I asked my little nephew and niece (7 and 9) and my aunt (in her 70s) what the internet is. (I translated their responses from Flemish).
Me: “But what IS the internet?”
Niece: “The internet is where everything comes together… where all the information comes together”.
Me: “What’s the difference between your computer and the internet?”
Nephew: “on the internet you can find programs all over the world, and on your computer you only find a few files that are yours.”
Me: “What is the internet?”
Auntie (70+): “So when are you going to India? … The internet is when you can write to everyone…” (she doesn’t have internet access.)
Me: “What is patience?”
Nephew: “You have to have patience when the sand-clock is there.” (refering to the icon that indicates the computer is working.)
I have all this on video, but haven’t asked for permission to post it yet.
I’m enjoying the weblog of Lucas Gonze more and more. Good thinking. He reports today on QuiEst (french for whois). Embed the word in a page about a person, and then you can google “quiest lucas gonze”, for example. Interesting use of a made-up word combined with google’s power.
Refuting objections to a Global Rural Network (GRNet) for developing nations (by Larry Press) addresses the question: why give poor people internet if they don’t even have clean water/phones/… yet? I am a geek, so I tend to believe in the power of technology to fix things. That’s my bias, but I understand the counterargument as well.
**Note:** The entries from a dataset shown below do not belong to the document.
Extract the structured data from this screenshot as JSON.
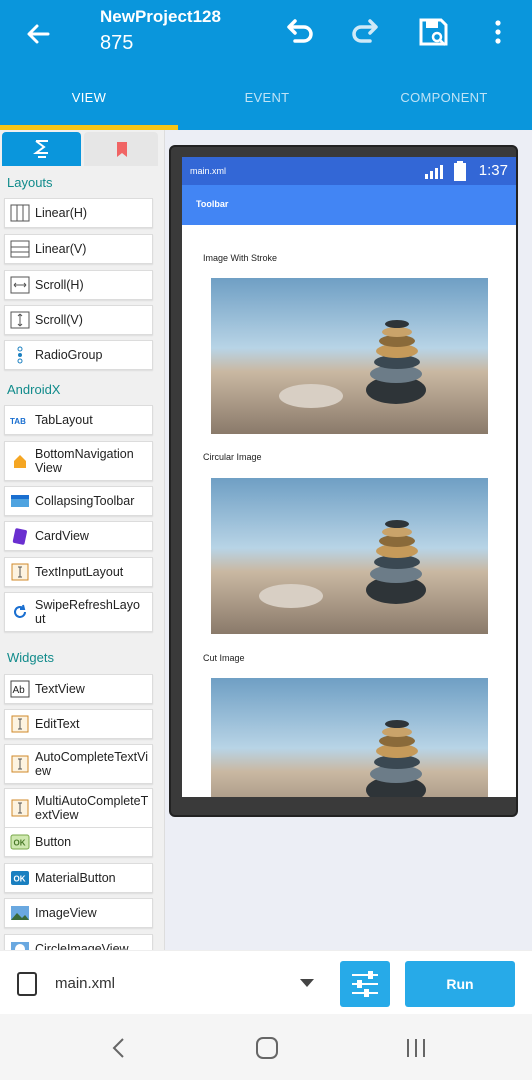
{
  "appbar": {
    "title": "NewProject128",
    "subtitle": "875"
  },
  "tabs": [
    {
      "label": "VIEW"
    },
    {
      "label": "EVENT"
    },
    {
      "label": "COMPONENT"
    }
  ],
  "palette": {
    "sections": {
      "layouts": "Layouts",
      "androidx": "AndroidX",
      "widgets": "Widgets"
    },
    "items": [
      {
        "label": "Linear(H)",
        "icon": "linear-horizontal-icon"
      },
      {
        "label": "Linear(V)",
        "icon": "linear-vertical-icon"
      },
      {
        "label": "Scroll(H)",
        "icon": "scroll-horizontal-icon"
      },
      {
        "label": "Scroll(V)",
        "icon": "scroll-vertical-icon"
      },
      {
        "label": "RadioGroup",
        "icon": "radiogroup-icon"
      },
      {
        "label": "TabLayout",
        "icon": "tablayout-icon"
      },
      {
        "label": "BottomNavigation View",
        "icon": "bottomnav-icon"
      },
      {
        "label": "CollapsingToolbar",
        "icon": "collapsing-toolbar-icon"
      },
      {
        "label": "CardView",
        "icon": "cardview-icon"
      },
      {
        "label": "TextInputLayout",
        "icon": "textinputlayout-icon"
      },
      {
        "label": "SwipeRefreshLayo ut",
        "icon": "swiperefresh-icon"
      },
      {
        "label": "TextView",
        "icon": "textview-icon"
      },
      {
        "label": "EditText",
        "icon": "edittext-icon"
      },
      {
        "label": "AutoCompleteTextVi ew",
        "icon": "autocomplete-icon"
      },
      {
        "label": "MultiAutoCompleteT extView",
        "icon": "multiautocomplete-icon"
      },
      {
        "label": "Button",
        "icon": "button-icon"
      },
      {
        "label": "MaterialButton",
        "icon": "materialbutton-icon"
      },
      {
        "label": "ImageView",
        "icon": "imageview-icon"
      },
      {
        "label": "CircleImageView",
        "icon": "circleimageview-icon"
      }
    ]
  },
  "preview": {
    "status_file": "main.xml",
    "status_time": "1:37",
    "toolbar_title": "Toolbar",
    "captions": {
      "stroke": "Image With Stroke",
      "circular": "Circular Image",
      "cut": "Cut Image"
    }
  },
  "bottom": {
    "file": "main.xml",
    "run_label": "Run"
  },
  "colors": {
    "primary": "#0a96dc",
    "indicator": "#f5c518",
    "run": "#27aae8",
    "section": "#118b8b"
  }
}
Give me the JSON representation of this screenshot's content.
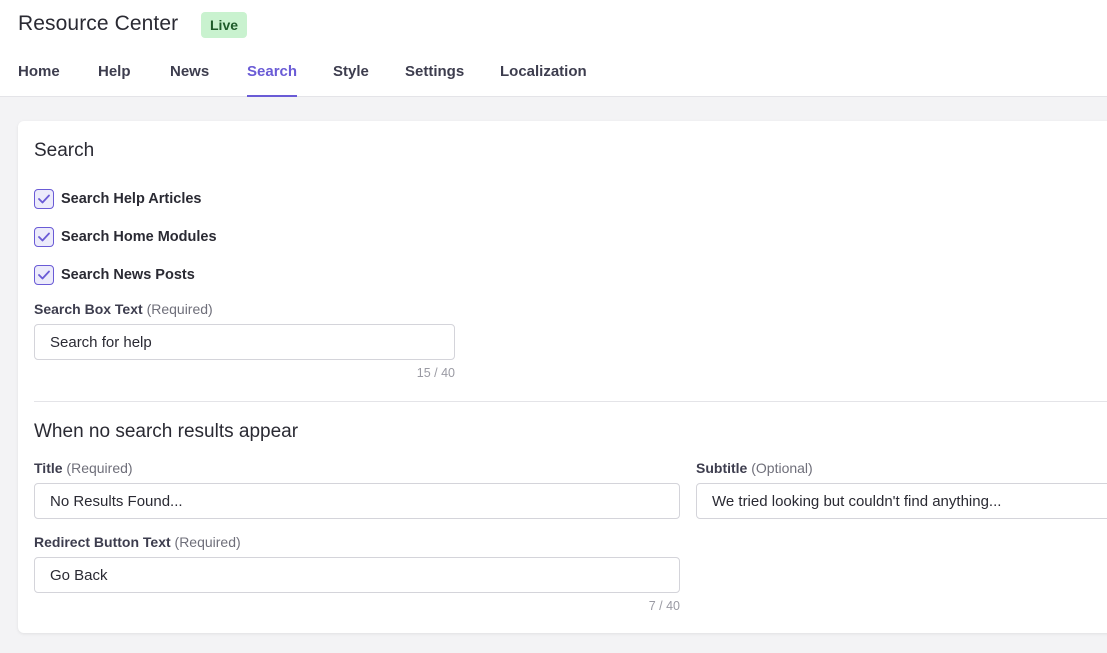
{
  "header": {
    "title": "Resource Center",
    "status_badge": "Live"
  },
  "tabs": [
    {
      "label": "Home"
    },
    {
      "label": "Help"
    },
    {
      "label": "News"
    },
    {
      "label": "Search",
      "active": true
    },
    {
      "label": "Style"
    },
    {
      "label": "Settings"
    },
    {
      "label": "Localization"
    }
  ],
  "search_section": {
    "title": "Search",
    "checkboxes": [
      {
        "label": "Search Help Articles",
        "checked": true
      },
      {
        "label": "Search Home Modules",
        "checked": true
      },
      {
        "label": "Search News Posts",
        "checked": true
      }
    ],
    "search_box": {
      "label": "Search Box Text",
      "required": "(Required)",
      "value": "Search for help",
      "counter": "15 / 40"
    }
  },
  "no_results_section": {
    "title": "When no search results appear",
    "title_field": {
      "label": "Title",
      "required": "(Required)",
      "value": "No Results Found..."
    },
    "subtitle_field": {
      "label": "Subtitle",
      "optional": "(Optional)",
      "value": "We tried looking but couldn't find anything..."
    },
    "redirect_field": {
      "label": "Redirect Button Text",
      "required": "(Required)",
      "value": "Go Back",
      "counter": "7 / 40"
    }
  },
  "colors": {
    "accent": "#6a5bd6",
    "live_badge_bg": "#c9f2cf",
    "live_badge_text": "#1e5b2a",
    "page_bg": "#f3f3f5"
  },
  "icons": {
    "checkbox_check": "checkmark-icon"
  }
}
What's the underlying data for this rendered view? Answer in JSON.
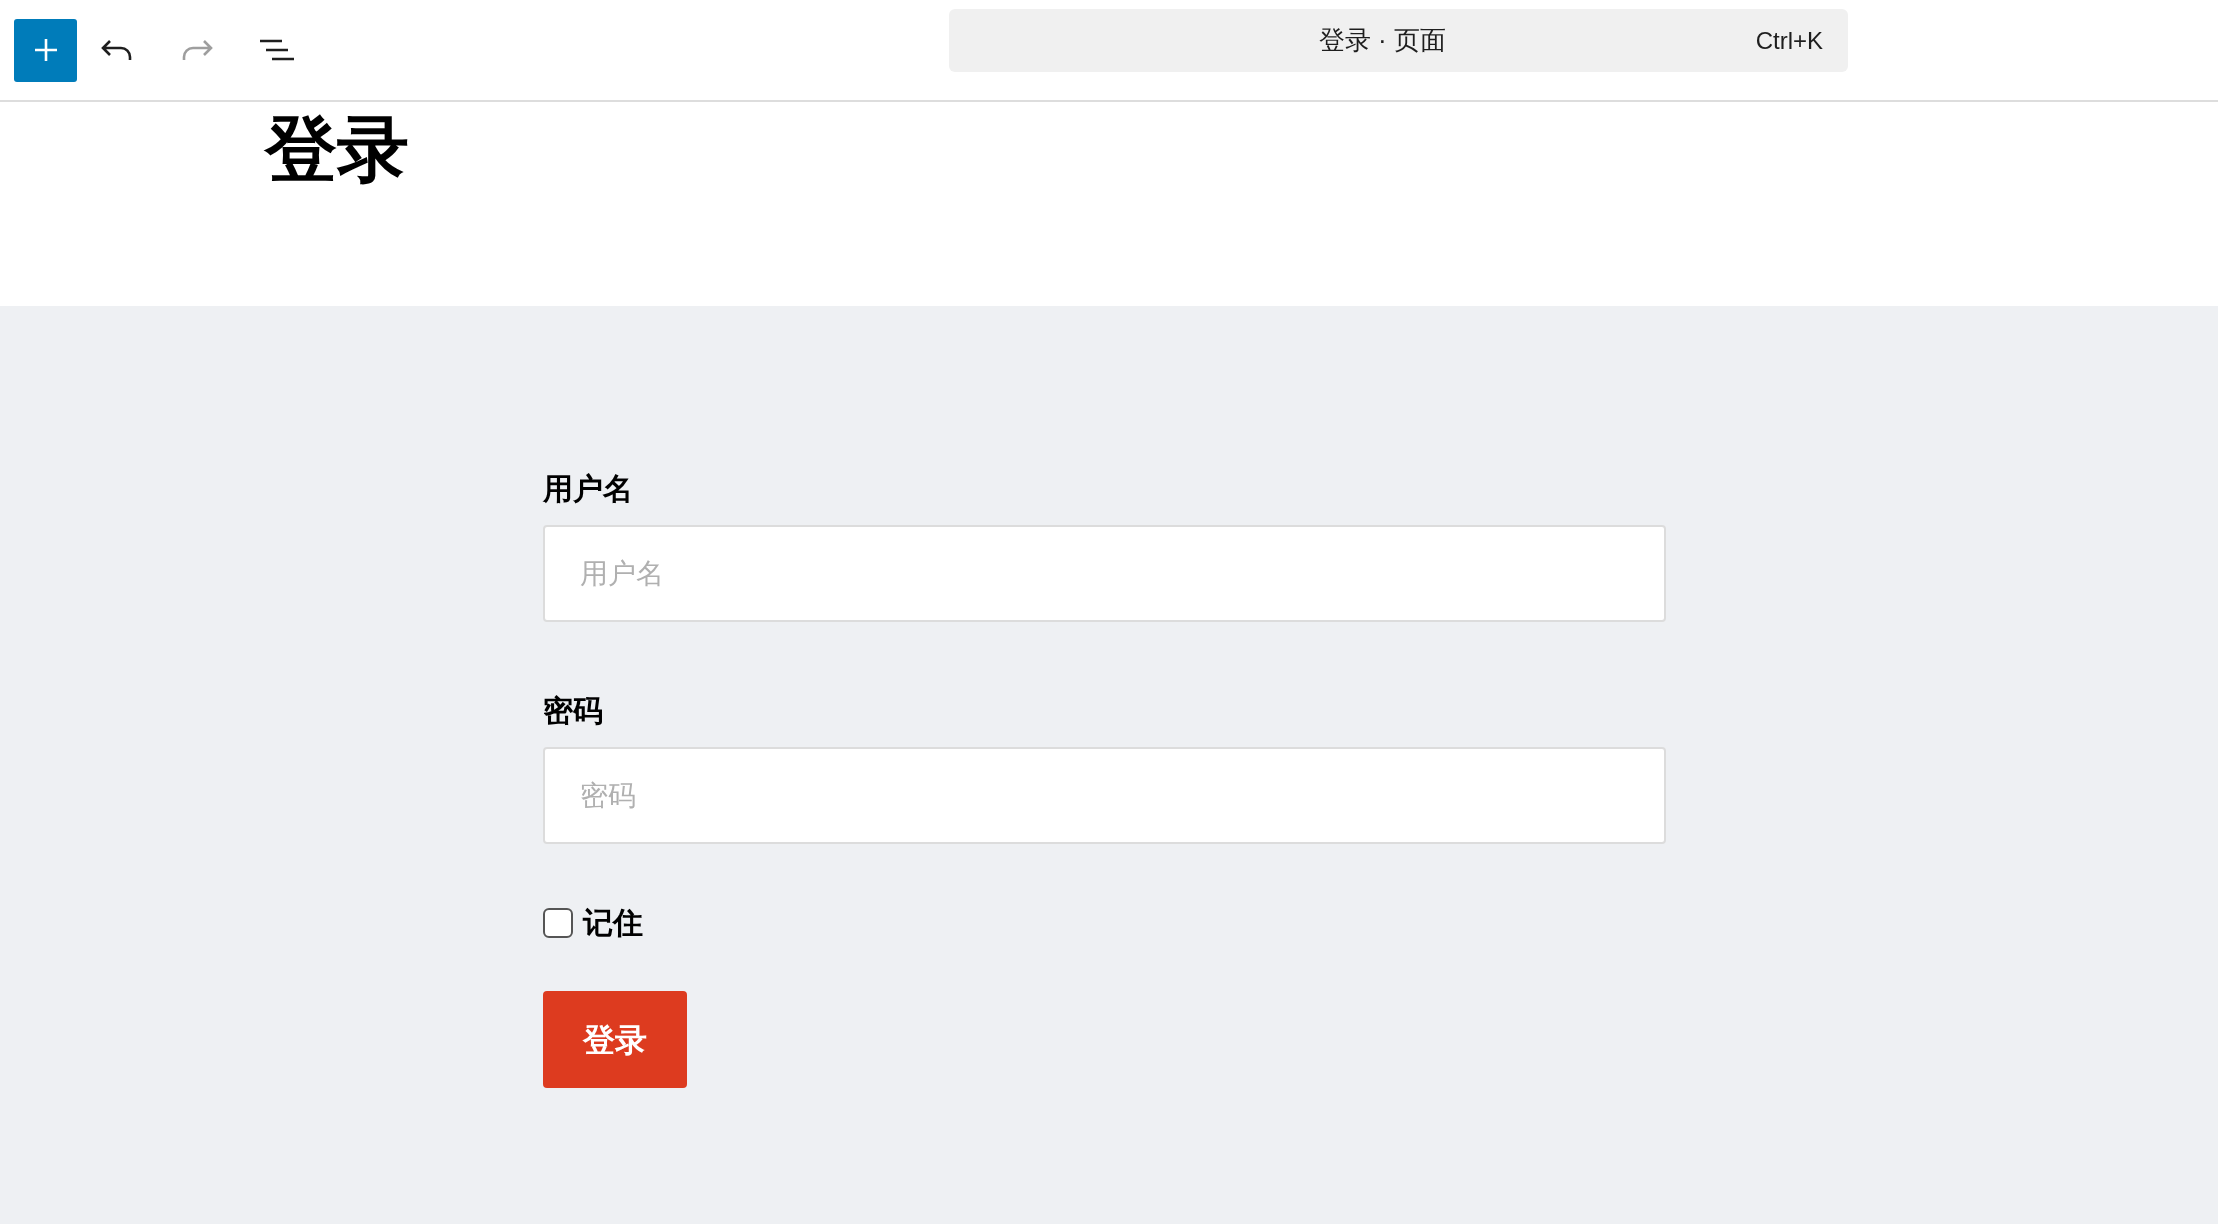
{
  "toolbar": {
    "document_title": "登录 · 页面",
    "shortcut": "Ctrl+K",
    "redo_disabled": true
  },
  "page": {
    "title": "登录"
  },
  "form": {
    "fields": [
      {
        "label": "用户名",
        "placeholder": "用户名"
      },
      {
        "label": "密码",
        "placeholder": "密码"
      }
    ],
    "remember": {
      "label": "记住",
      "checked": false
    },
    "submit": "登录"
  }
}
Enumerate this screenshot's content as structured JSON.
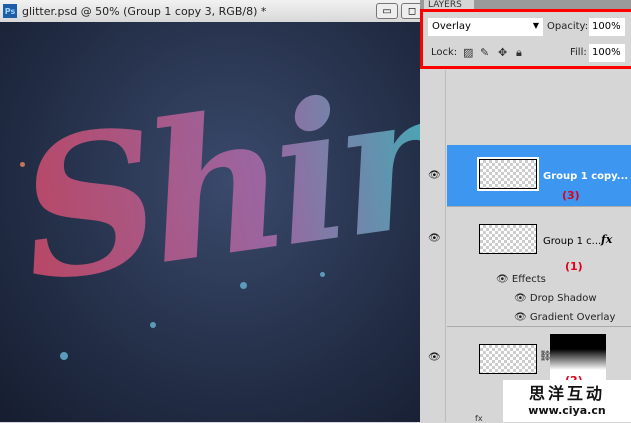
{
  "window": {
    "app_icon": "Ps",
    "title": "glitter.psd @ 50% (Group 1 copy 3, RGB/8) *",
    "minimize": "▭",
    "maximize": "◻"
  },
  "canvas": {
    "artwork_text": "Shiny"
  },
  "layers_panel": {
    "tab": "LAYERS",
    "blend_mode": "Overlay",
    "opacity_label": "Opacity:",
    "opacity": "100%",
    "lock_label": "Lock:",
    "fill_label": "Fill:",
    "fill": "100%",
    "layers": [
      {
        "name": "Group 1 copy...",
        "annotation": "(3)",
        "selected": true
      },
      {
        "name": "Group 1 c...",
        "annotation": "(1)",
        "fx": "fx",
        "effects_label": "Effects",
        "effects": [
          "Drop Shadow",
          "Gradient Overlay"
        ]
      },
      {
        "name": "",
        "annotation": "(2)"
      }
    ],
    "footer_fx": "fx"
  },
  "watermark": {
    "line1": "思洋互动",
    "line2": "www.ciya.cn"
  },
  "colors": {
    "selected": "#3d97f0",
    "annotation": "#e0001a",
    "highlight_box": "#ff0000"
  }
}
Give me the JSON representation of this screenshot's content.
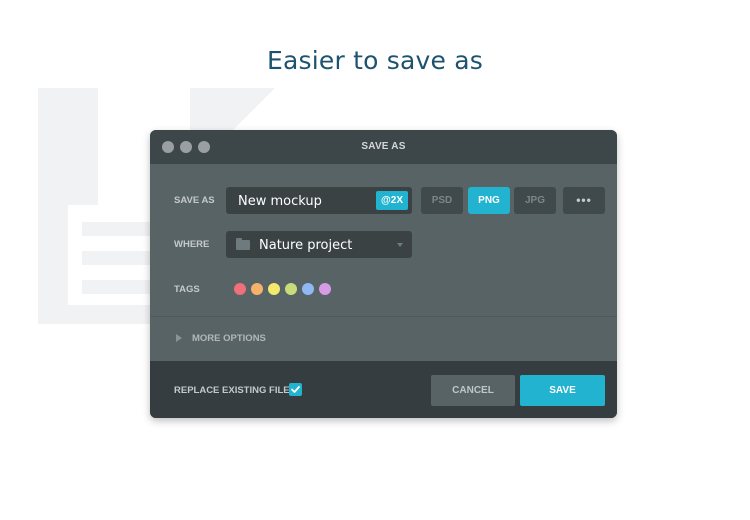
{
  "headline": "Easier to save as",
  "dialog": {
    "title": "SAVE AS",
    "save_as_label": "SAVE AS",
    "file_name": "New mockup",
    "scale_badge": "@2X",
    "formats": [
      {
        "label": "PSD",
        "active": false
      },
      {
        "label": "PNG",
        "active": true
      },
      {
        "label": "JPG",
        "active": false
      }
    ],
    "more_formats_label": "•••",
    "where_label": "WHERE",
    "where_value": "Nature project",
    "tags_label": "TAGS",
    "tags": [
      {
        "name": "red",
        "color": "#ef6f7a"
      },
      {
        "name": "orange",
        "color": "#f6b26b"
      },
      {
        "name": "yellow",
        "color": "#f5e86e"
      },
      {
        "name": "green",
        "color": "#c9dc7c"
      },
      {
        "name": "blue",
        "color": "#8fb8f5"
      },
      {
        "name": "purple",
        "color": "#d79be6"
      }
    ],
    "more_options_label": "MORE OPTIONS",
    "replace_label": "REPLACE EXISTING FILE",
    "replace_checked": true,
    "cancel_label": "CANCEL",
    "save_label": "SAVE"
  },
  "colors": {
    "accent": "#22b3d0",
    "headline": "#1d5370"
  }
}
The paper includes this interesting screenshot.
The digital divide: “Why the “don’t-want-tos” won’t compute.” Studying non-use of technology is a good way of understanding a bit more about that technology and its cultural dimensions. Geeks like me tend to think non-users are just being stubborn, but there are often very valid reasons for non-use.
Friendster fired Joyce Park
er for blogging.
How can you trust a company like that with your most personal data? Baaad branding move. I cancelled my Friendster account, and so could you. There are plenty social networking services out there. The cancel screen (in edit my account) lets you enter a reason. I wrote “Firing people for blogging is a bad branding move”.
Smart Mobs: UK girls use camera-phones to check their hair – poll: “20 percent of mobile users send snaps of themselves in new outfits to friends to see if they like them.” I actually showed my girlfriend my new shoes over IM video today. More good stuff on Picturephoning.
People seem to really want the Google OS to compete with the Microsofts and AOL’s of this world. There are calls for a Google IM client or a Google Browser, and these are not based on rumors of Google working on these projects. They are just “wouldn’t this be cool” kind of ideas.
Google’s “don’t be evil” motto is one of the strongest branding exercises of the decade. What I hope is that this example will lead the way for a wave of realizations (books, gurus) about how large companies that explicitly try to be NOT evil get tons of consumer goodwill. And I hope that in turn, other companies (Coca Cola, Walmart) will start feeling the effects of that. I don’t think we can get rid of large transnational companies. But we need to change their values, at least a little bit.